Alessandro Bertante ci racconta la nascita delle Brigate Rosse
Alessandro Bertante, finalista al Premio Strega 2022, ha scritto un bellissimo romanzo su un argomento scomodo: la nascita delle Brigate Rosse. Il suo protagonista, Alberto, è un giovane della borghesia milanese che, alla fine degli anni Sessanta, si avvicina ai gruppi di lotta armata, fino a sfiorare il baratro.
Come è nata l’idea del romanzo?
L’idea del romanzo nasce dal mio interesse per gli anni Settanta, sui quali ho già scritto due saggi, “Re Nudo” e “Contro il ’68”. Ma nel caso di “Mordi e fuggi”, sfruttando le potenzialità che la forma romanzo ci offre, m’interessava approfondire le motivazioni che hanno spinto molti ventenni alla scelta della lotta armata. Che è una scelta radicale e devastante dal punto di vista esistenziale. Mi interessava capire quale fossero le loro passioni, i loro ideali, quale energia etica motivasse una presa di posizione così irriducibile. E poi c’è stato un cortocircuito biografico quando ho scoperto che il palazzo dove c’era la comune di giovani da cui è nato il primo nucleo delle BR era a cento metri da dove abitavo io con la mia famiglia a Milano. Mi è sembrato un segno del destino.
Per quale motivo ha scelto il titolo “Mordi e fuggi”?
“Mordi e fuggi, colpirne uno per educarne cento” era una celebre massima del Presidente cinese Mao Zedong. Ed anche era il motto delle BR, il monito con il quale terminavano quasi tutti i volantini del primo periodo. Ed era anche la frase scritta sul cartello appeso al collo dell’ingegnere Macchiarini, il primo sequestro politico delle BR, immortalato nella celebre foto che viene considerata come simbolo dell’inizio della lotta armata in Italia.
MI sembrava un titolo di grande forza evocativa.
Che legame c’è tra la città di Milano e la fondazione delle Brigate Rosse?
Le Brigate Rosse nascono a Milano e per i primi due anni della loro storia operano esclusivamente nel capoluogo Lombardo e nella sua popolosa provincia industriale. Nelle fabbriche Pirelli e Sit-Simens e nei quartieri proletari come Giambellino, Lambrate o Quarto Oggiaro. Milano era una città molto diversa da adesso, l’immagine di smart metropoli non era nemmeno immaginabile, eppure rappresentava già allora l’avanguardia economico sociale in Italia, un laboratorio politico diremmo oggi. A Milano le contraddizioni di una classe operaia nella sua massima espansione rivendicativa, ma già con i primi segnali di crisi sistemici evidenti, dopo la Strage di Piazza Fontana dettero vita a diverse esperienze politiche di estremismo radicale.

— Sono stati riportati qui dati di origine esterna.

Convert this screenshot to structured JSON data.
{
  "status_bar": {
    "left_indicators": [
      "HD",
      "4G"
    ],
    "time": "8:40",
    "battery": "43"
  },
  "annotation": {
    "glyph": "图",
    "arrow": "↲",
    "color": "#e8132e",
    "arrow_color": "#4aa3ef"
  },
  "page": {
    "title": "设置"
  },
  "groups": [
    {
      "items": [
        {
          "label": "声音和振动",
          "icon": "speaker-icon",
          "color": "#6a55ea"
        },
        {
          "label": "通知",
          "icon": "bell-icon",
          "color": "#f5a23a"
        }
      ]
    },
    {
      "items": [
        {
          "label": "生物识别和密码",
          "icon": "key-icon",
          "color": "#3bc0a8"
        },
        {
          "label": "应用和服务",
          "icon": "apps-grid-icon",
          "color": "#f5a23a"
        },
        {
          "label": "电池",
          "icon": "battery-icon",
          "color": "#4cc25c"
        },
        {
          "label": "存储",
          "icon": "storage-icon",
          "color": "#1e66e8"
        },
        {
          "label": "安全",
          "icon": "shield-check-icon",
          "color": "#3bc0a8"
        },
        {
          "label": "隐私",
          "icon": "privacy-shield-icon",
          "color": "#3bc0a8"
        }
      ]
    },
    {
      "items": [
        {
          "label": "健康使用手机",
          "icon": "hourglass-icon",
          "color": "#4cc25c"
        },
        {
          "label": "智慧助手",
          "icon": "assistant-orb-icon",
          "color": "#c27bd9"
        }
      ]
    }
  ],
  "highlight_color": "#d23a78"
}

Le Brigate Rosse furono la più importante.
Come ha costruito il personaggio di Alberto, che racconta in prima persona la sua storia?

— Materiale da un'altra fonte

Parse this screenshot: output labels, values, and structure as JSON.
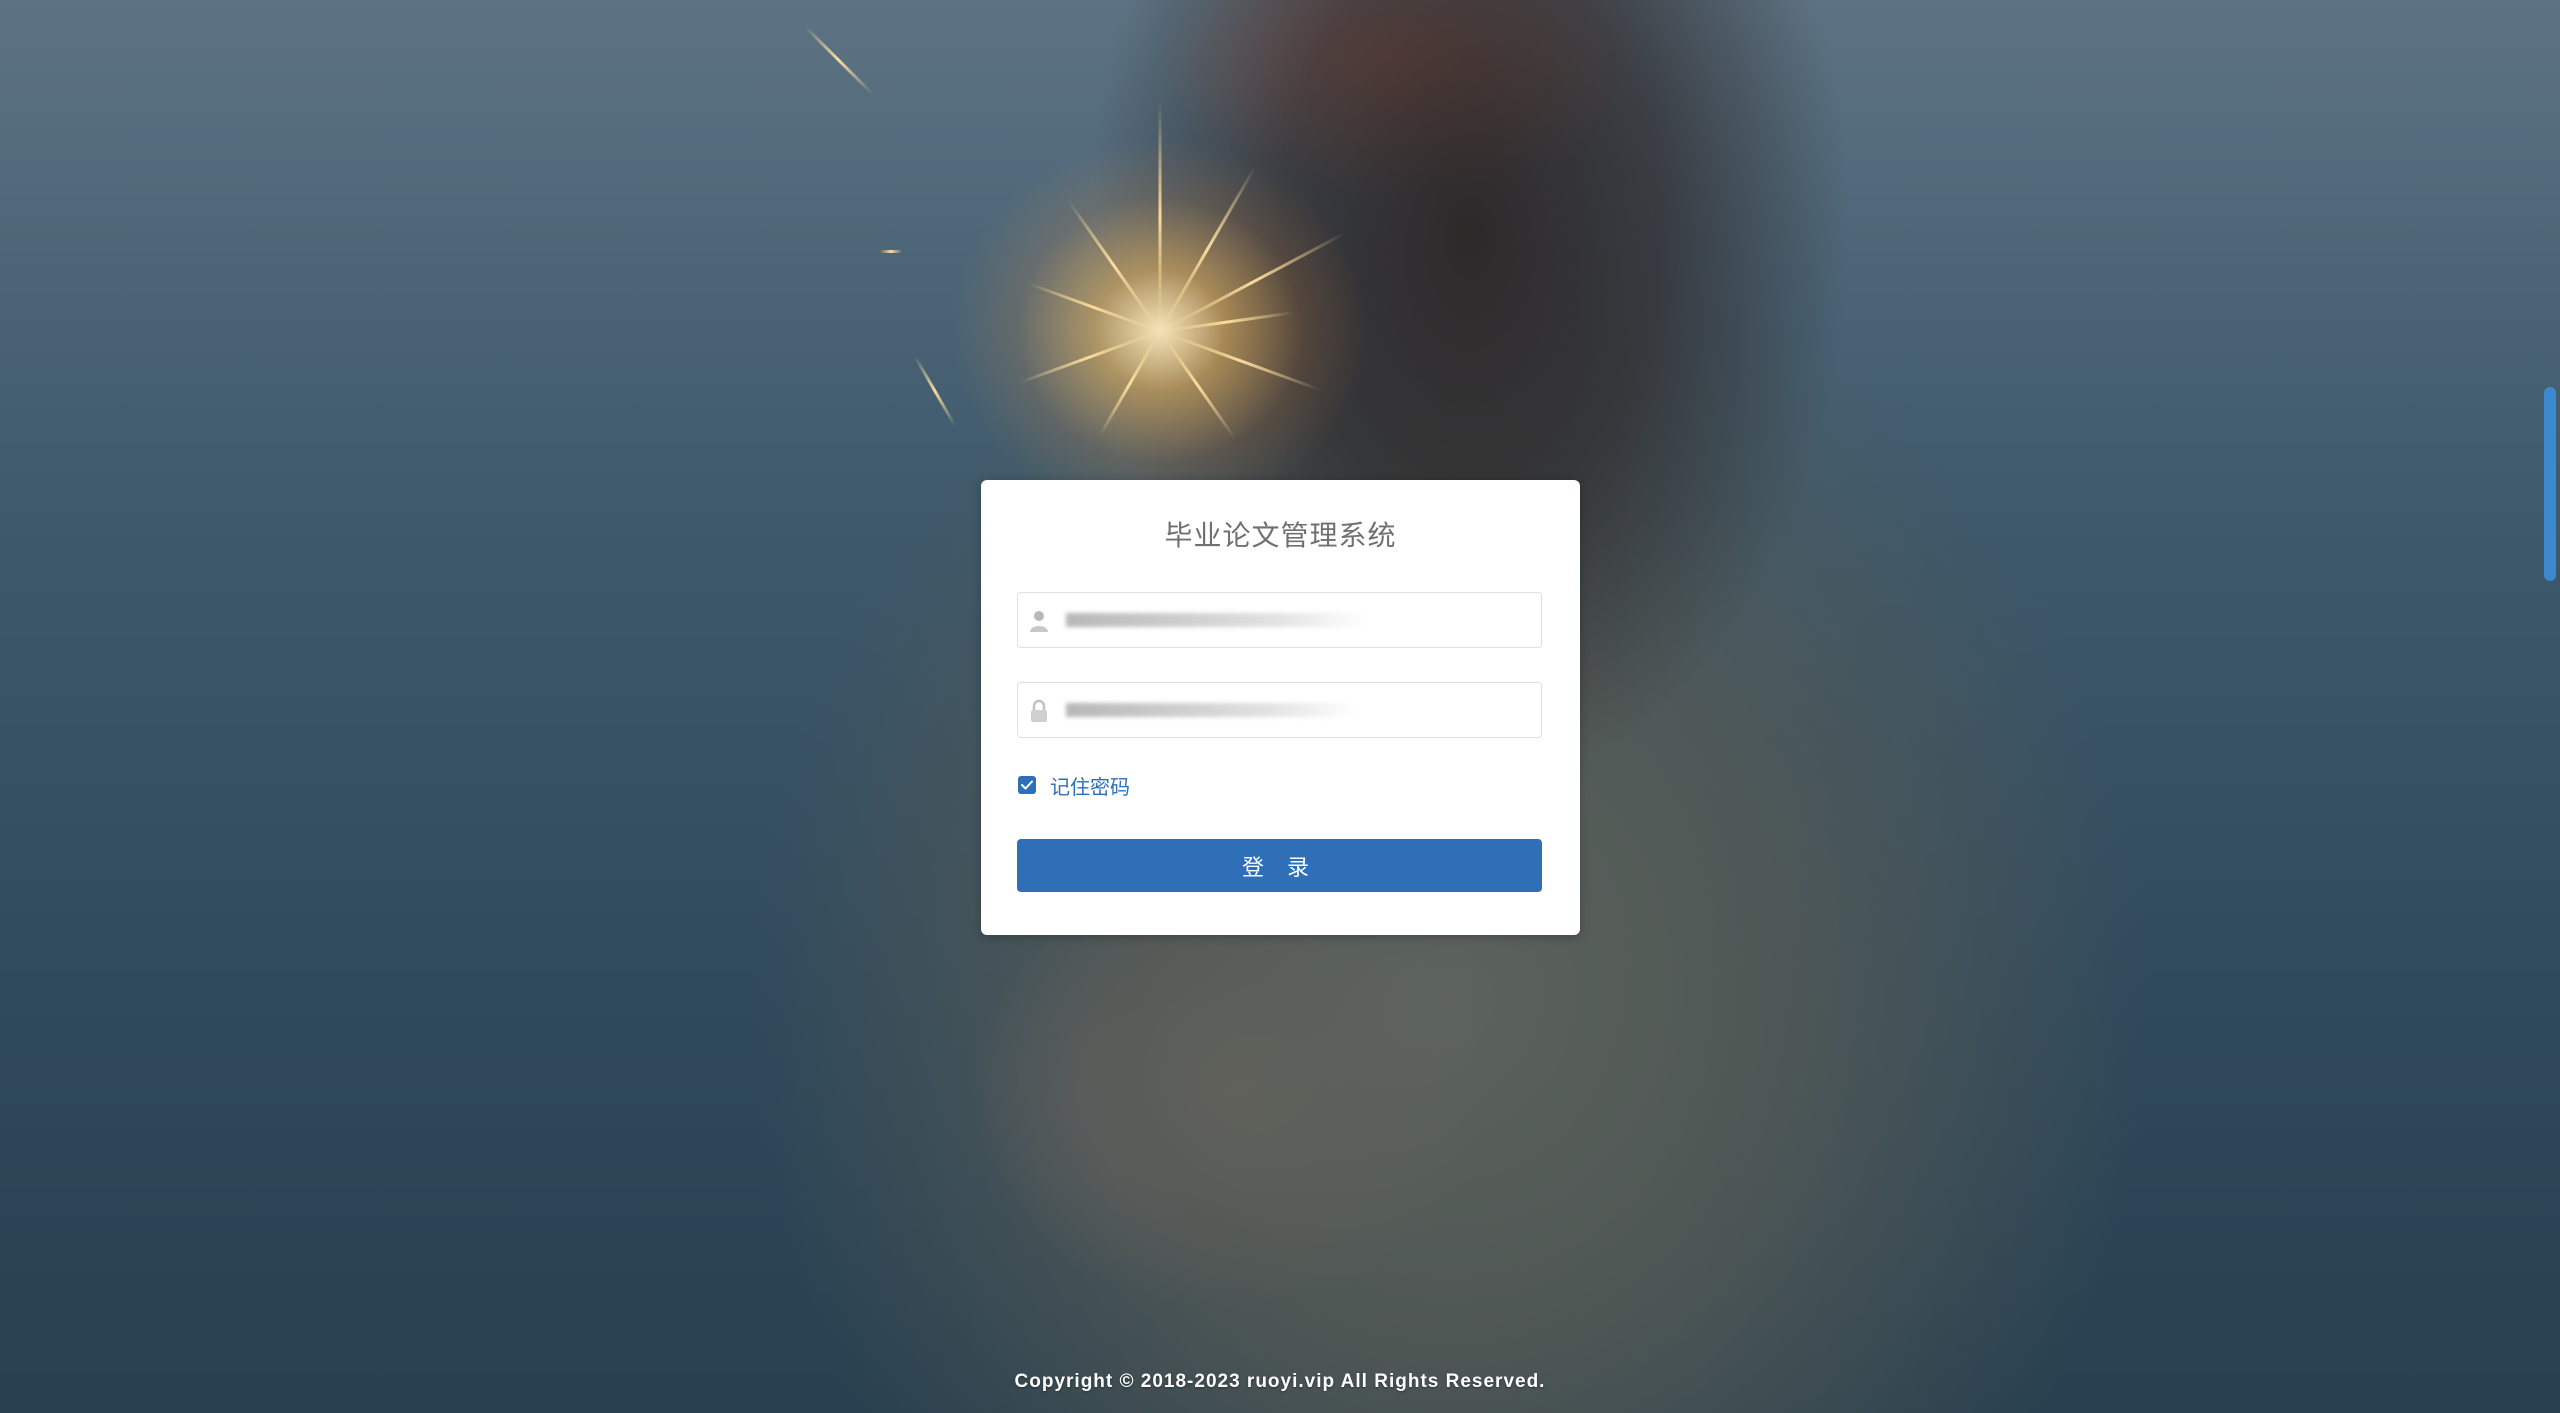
{
  "login": {
    "title": "毕业论文管理系统",
    "username": {
      "value": "",
      "placeholder": ""
    },
    "password": {
      "value": "",
      "placeholder": ""
    },
    "remember_checked": true,
    "remember_label": "记住密码",
    "submit_label": "登 录"
  },
  "footer": {
    "copyright": "Copyright © 2018-2023 ruoyi.vip All Rights Reserved."
  },
  "colors": {
    "accent": "#2f6fb8",
    "card_background": "#ffffff",
    "title_text": "#707070"
  },
  "icons": {
    "username": "user-icon",
    "password": "lock-icon",
    "checkbox": "check-icon"
  }
}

Alberto Boscolo è un personaggio di finzione. Ma anche qui la storia degli anni Settanta è stata fonte d’ispirazione. Perché almeno due esponenti del nucleo storico delle BR non sono mai stati identificati dalla magistratura, neanche dopo decine di processi. Allora ho immaginato che Alberto potesse essere uno di questi brigatisti della prima ora che, alla fine della esperienza di combattente rivoluzionario, volesse ripercorrere la sua vicenda personale
Mio padre, poi, era di Lotta Continua e quindi in cinquant’anni di storie personali ne ho ascoltate tante. Il personaggio di Alberto nasce anche da quei racconti.

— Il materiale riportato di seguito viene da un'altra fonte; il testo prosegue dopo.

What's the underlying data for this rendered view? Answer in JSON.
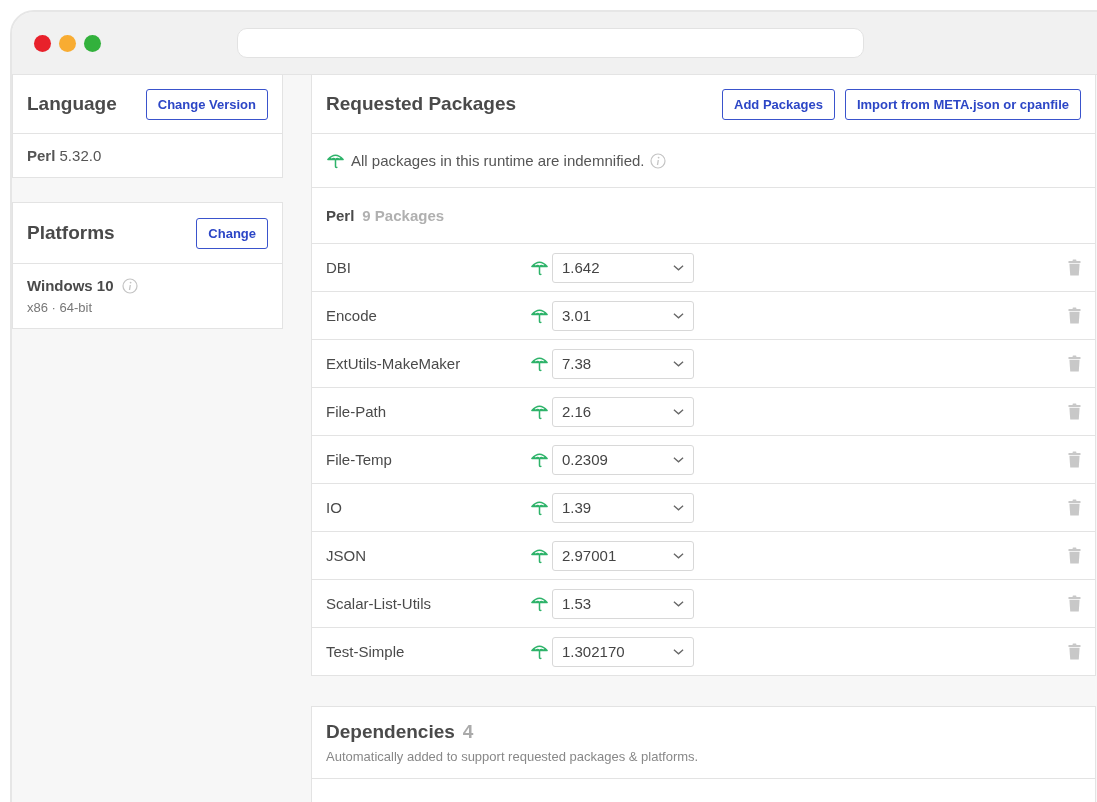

Cosa rappresenta il personaggio di Arturo, l’anziano amico di Alberto?
Arturo è un personaggio molto importante, rappresenta il filo rosso fra tre generazioni di combattenti rivoluzionari. Lui ha fatto la Guerra Civile Spagnola insieme agli anarchici, è un uomo saggio e oramai pacificato ma anche un uomo che sa riconoscere la passione politica. Si affeziona ad Alberto e alla fine sarà anche la sua ancora di salvezza.
Arturo è storia del Novecento con tutte le sue contraddizioni.
Perché quella del terrorismo rosso è una ferita ancora insanata nella storia di Italia?
Perché i responsabili politici e talvolta persino quelli materiali della Strategia della tensione non sono mai stati incriminati. E non parlo solo di servizi segreti ma anche di Forze Armate, magistratura, classe politica, imprenditori e vertici NATO. La verità storica la conosciamo, quella giudiziaria è stata frustrata e vilipesa troppo volte. Senza la Strage di Piazza Fontana non ci sarebbero state le Brigate Rosse, o perlomeno il fenomeno della lotta armata avrebbe avuto tutt’altra diffusione e importanza.